The initiative was unveiled on Tuesday during the 8th Sokoto State Council on Health meeting organised by the state government in collaboration with the United Nations Population Fund and other development partners.
The programme, tagged the Community Midwifery Scholarship and Bonding Scheme in Sokoto State, will see 500 beneficiaries from rural communities receive full scholarships to study community midwifery, with 250 to be enrolled in 2026 and another 250 in 2027. The trainees are expected to be deployed to underserved communities after graduation.
An UNFPA official said the intervention is designed to expand access to skilled birth attendants and strengthen maternal and child healthcare delivery at the grassroots.
Speaking at the event, Sokoto State Governor, Ahmad Aliyu Sokoto, described the intervention as timely and critical to addressing gaps in maternal and child healthcare, particularly in rural communities.
The governor noted that his administration had already taken deliberate steps to strengthen the health workforce, including the recruitment and deployment of over 1,500 nurses and midwives to underserved areas under a mandatory rural posting policy.

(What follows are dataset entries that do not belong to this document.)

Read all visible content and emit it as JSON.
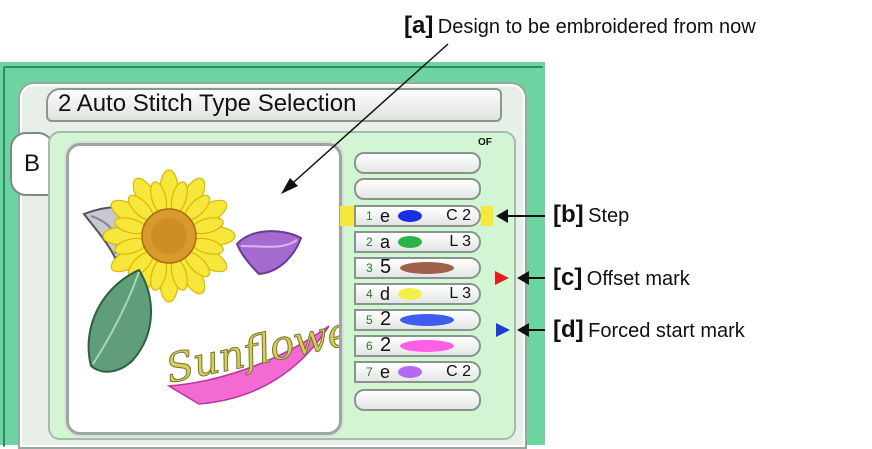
{
  "screen": {
    "title": "2 Auto Stitch Type Selection",
    "tab_label": "B",
    "of_label": "OF"
  },
  "steps": [
    {
      "number": "",
      "kind": "",
      "color": "",
      "code": ""
    },
    {
      "number": "",
      "kind": "",
      "color": "",
      "code": ""
    },
    {
      "number": "1",
      "kind": "e",
      "color": "#1a2fe0",
      "code": "C 2"
    },
    {
      "number": "2",
      "kind": "a",
      "color": "#2bb34a",
      "code": "L 3"
    },
    {
      "number": "3",
      "kind": "5",
      "color": "#a0614a",
      "code": ""
    },
    {
      "number": "4",
      "kind": "d",
      "color": "#f4f04a",
      "code": "L 3"
    },
    {
      "number": "5",
      "kind": "2",
      "color": "#3f5cf0",
      "code": ""
    },
    {
      "number": "6",
      "kind": "2",
      "color": "#ff5fe6",
      "code": ""
    },
    {
      "number": "7",
      "kind": "e",
      "color": "#b368ef",
      "code": "C 2"
    },
    {
      "number": "",
      "kind": "",
      "color": "",
      "code": ""
    }
  ],
  "design": {
    "text": "Sunflower"
  },
  "callouts": {
    "a": {
      "key": "[a]",
      "text": "Design to be embroidered from now"
    },
    "b": {
      "key": "[b]",
      "text": "Step"
    },
    "c": {
      "key": "[c]",
      "text": "Offset mark"
    },
    "d": {
      "key": "[d]",
      "text": "Forced start mark"
    }
  },
  "marks": {
    "current_step_color": "#f6e83b",
    "offset_mark_color": "#e31b1b",
    "forced_start_mark_color": "#1f3bd6"
  }
}
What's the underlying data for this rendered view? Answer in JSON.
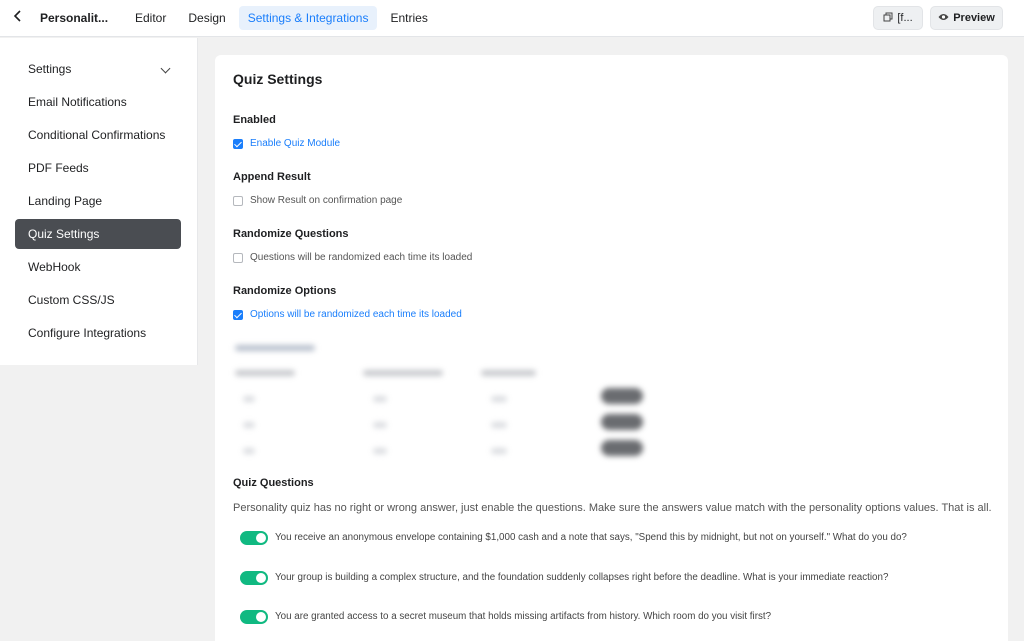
{
  "header": {
    "back_icon": "chevron-left-icon",
    "form_name": "Personalit...",
    "tabs": [
      {
        "label": "Editor",
        "active": false
      },
      {
        "label": "Design",
        "active": false
      },
      {
        "label": "Settings & Integrations",
        "active": true
      },
      {
        "label": "Entries",
        "active": false
      }
    ],
    "copy_button": {
      "icon": "copy-icon",
      "label": "[f..."
    },
    "preview_button": {
      "icon": "eye-icon",
      "label": "Preview"
    }
  },
  "sidebar": {
    "items": [
      {
        "label": "Settings",
        "active": false,
        "expandable": true
      },
      {
        "label": "Email Notifications",
        "active": false
      },
      {
        "label": "Conditional Confirmations",
        "active": false
      },
      {
        "label": "PDF Feeds",
        "active": false
      },
      {
        "label": "Landing Page",
        "active": false
      },
      {
        "label": "Quiz Settings",
        "active": true
      },
      {
        "label": "WebHook",
        "active": false
      },
      {
        "label": "Custom CSS/JS",
        "active": false
      },
      {
        "label": "Configure Integrations",
        "active": false
      }
    ]
  },
  "main": {
    "title": "Quiz Settings",
    "sections": [
      {
        "label": "Enabled",
        "option": "Enable Quiz Module",
        "checked": true
      },
      {
        "label": "Append Result",
        "option": "Show Result on confirmation page",
        "checked": false
      },
      {
        "label": "Randomize Questions",
        "option": "Questions will be randomized each time its loaded",
        "checked": false
      },
      {
        "label": "Randomize Options",
        "option": "Options will be randomized each time its loaded",
        "checked": true
      }
    ],
    "quiz_questions": {
      "label": "Quiz Questions",
      "help": "Personality quiz has no right or wrong answer, just enable the questions. Make sure the answers value match with the personality options values. That is all.",
      "items": [
        {
          "text": "You receive an anonymous envelope containing $1,000 cash and a note that says, \"Spend this by midnight, but not on yourself.\" What do you do?",
          "enabled": true
        },
        {
          "text": "Your group is building a complex structure, and the foundation suddenly collapses right before the deadline. What is your immediate reaction?",
          "enabled": true
        },
        {
          "text": "You are granted access to a secret museum that holds missing artifacts from history. Which room do you visit first?",
          "enabled": true
        }
      ]
    }
  },
  "colors": {
    "accent": "#1a7efb",
    "toggle_on": "#10b981",
    "sidebar_active": "#4a4d52"
  }
}
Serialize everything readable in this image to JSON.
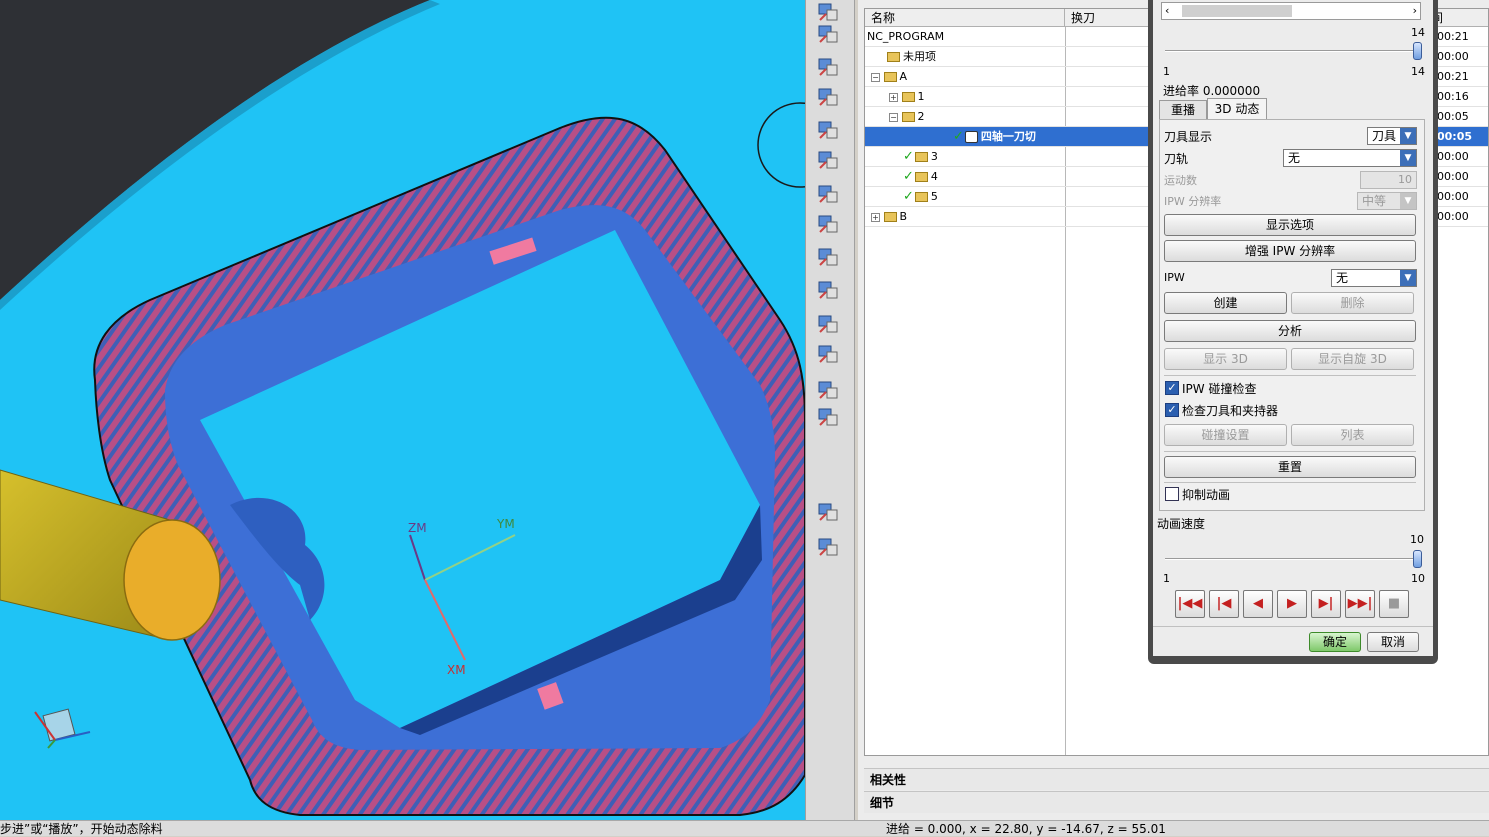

“We are fully committed to ensuring that our people, especially those in rural communities, have access to quality and affordable healthcare services,” he said, adding that partnerships with development agencies like UNFPA remain vital to achieving improved health outcomes.
Also speaking, the State Commissioner for Health, Faruk Umar, said the scholarship scheme would significantly bridge the gap in skilled birth attendants and enhance service delivery at the grassroots.
He disclosed that the state is currently recruiting over 2,400 community health workers to further strengthen primary healthcare services and improve coverage across local government areas.
According to him, the council meeting—convened after several years—provides an opportunity to review progress, address systemic challenges, and align stakeholders toward achieving universal health coverage.
UNFPA also pointed to the impact of its family planning support, revealing that the state government’s N30 million investment in child-spacing commodities was matched with N50 million worth of supplies from the agency—interventions expected to benefit thousands of women of reproductive age.
Altogether, the combined interventions—ranging from scholarships and workforce expansion to commodity support—are projected to reach tens of thousands of residents, particularly women and children in hard-to-reach areas.
UNFPA described Sokoto as one of its highest-funded states, with over N4.6 billion earmarked for 2026, reflecting both the scale of need and the potential for measurable impact.
Health experts at the meeting said the growing number of trained personnel and targeted beneficiaries marks a turning point for the state’s health sector, especially in tackling gaps in maternal and child healthcare.
With hundreds of new midwives set to enter the system and thousands of health workers already being deployed, stakeholders expressed confidence that Sokoto is on course to significantly improve its health indicators in the coming years.